"How can you talk of forsaking?" he muttered. "While Ulrich is away, I can't come. That is all."

"Why not?"

"How can you ask?"

"But I do ask. We have repented and confessed. We have expiated our sin before God and man. We know that we are on the right footing now."

"Indeed! That is how you feel about it?"

"Yes; and don't you feel the same?" she asked, looking up at him innocently.

His answer stuck in his throat. Was it he alone, then, who was damned? Had God accepted her oblation and rejected his?

"We went to the Sacrament together," she continued, "and thereby gained our souls' salvation. We ought now to be quite sure of ourselves."

"We ought to be; certainly we ought to be," he sneered.
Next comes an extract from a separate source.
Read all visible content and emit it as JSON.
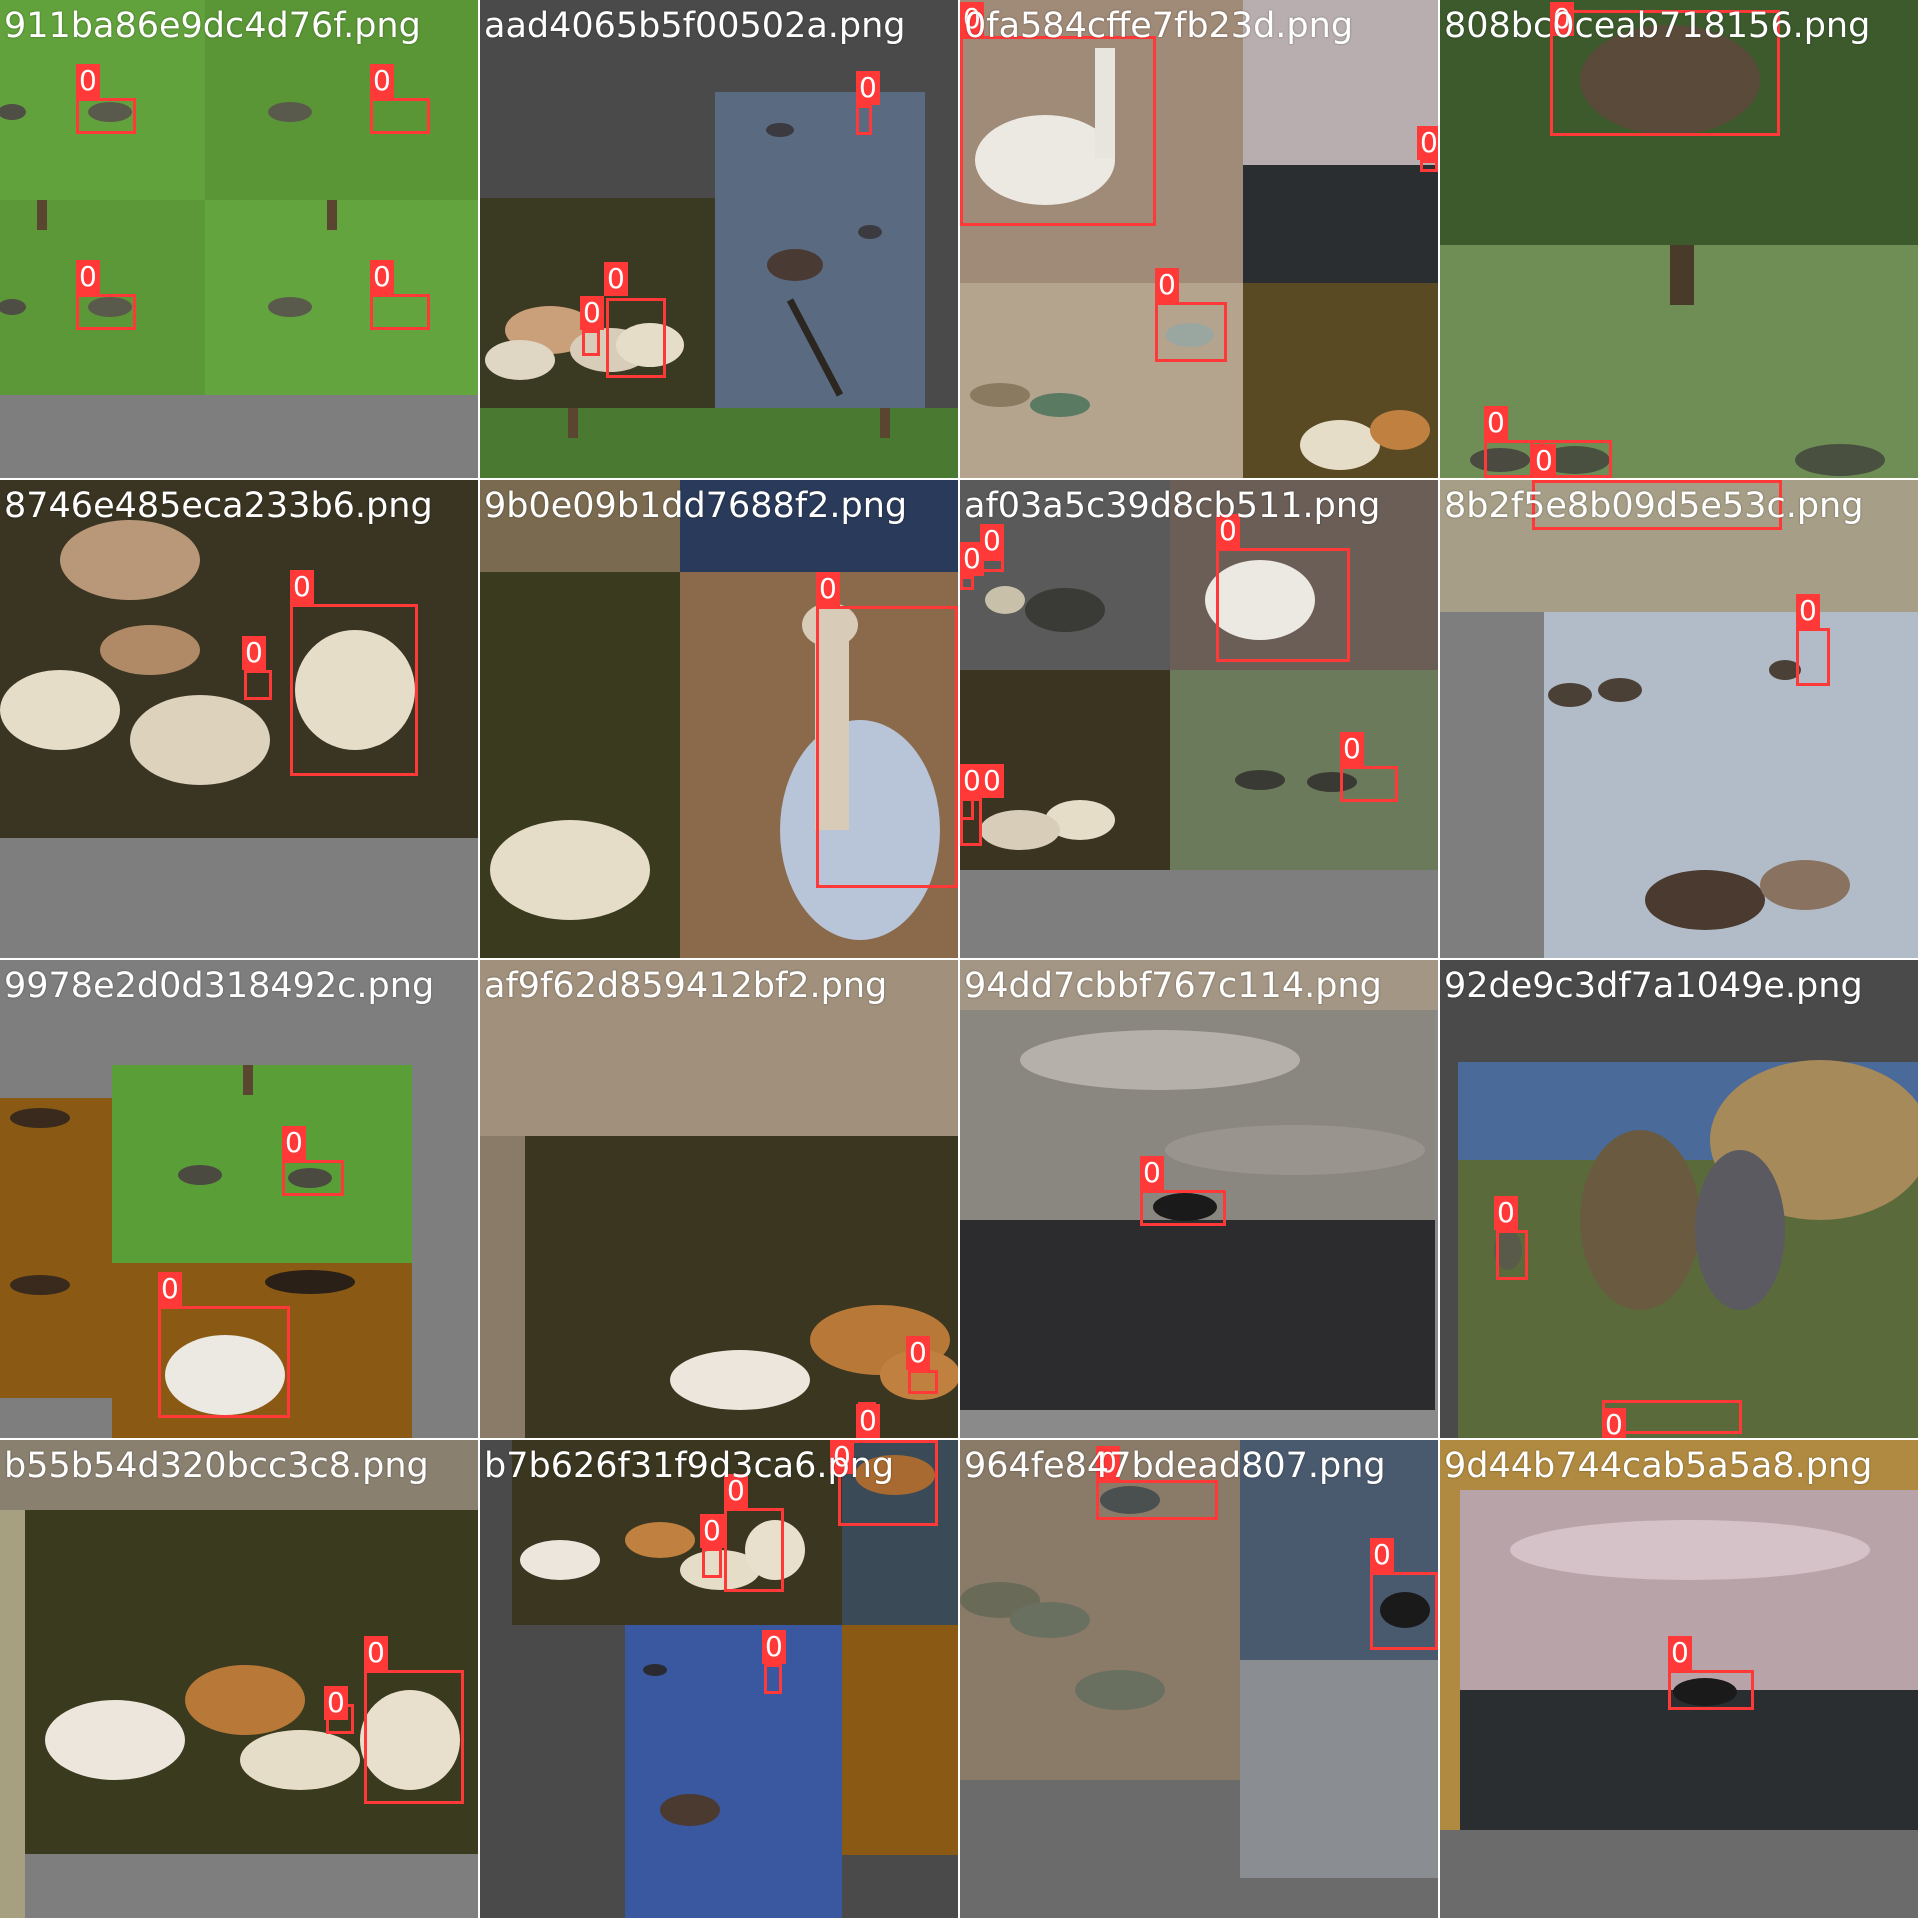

"Leo, please don't be so mistrustful. How can any evil befall us if we are sincere in following the path of penitence. We must hold together. If you leave me to fight alone, I am powerless. Day after day I have been expecting and waiting for you. Every morning I have got up with the question on my lips, 'Will he come?' And then I have hoped for the morrow, and again for the morrow, and so I have gone on. Oh, how long the time has seemed! My life has been sad and monotonous, and finally I was driven to despair and said to myself, 'If he gives you up you must give yourself up.' And so I began the old nonsense again with those boys. I have turned their heads and let them pay me attentions. And to-day a devil possessed me, and I thought, 'I'll just show him that I can do without him.' But all the time my heart was heavy, and I was crying out to you in my soul. But you were so hard and cruel, that I was forced to go on playing my part."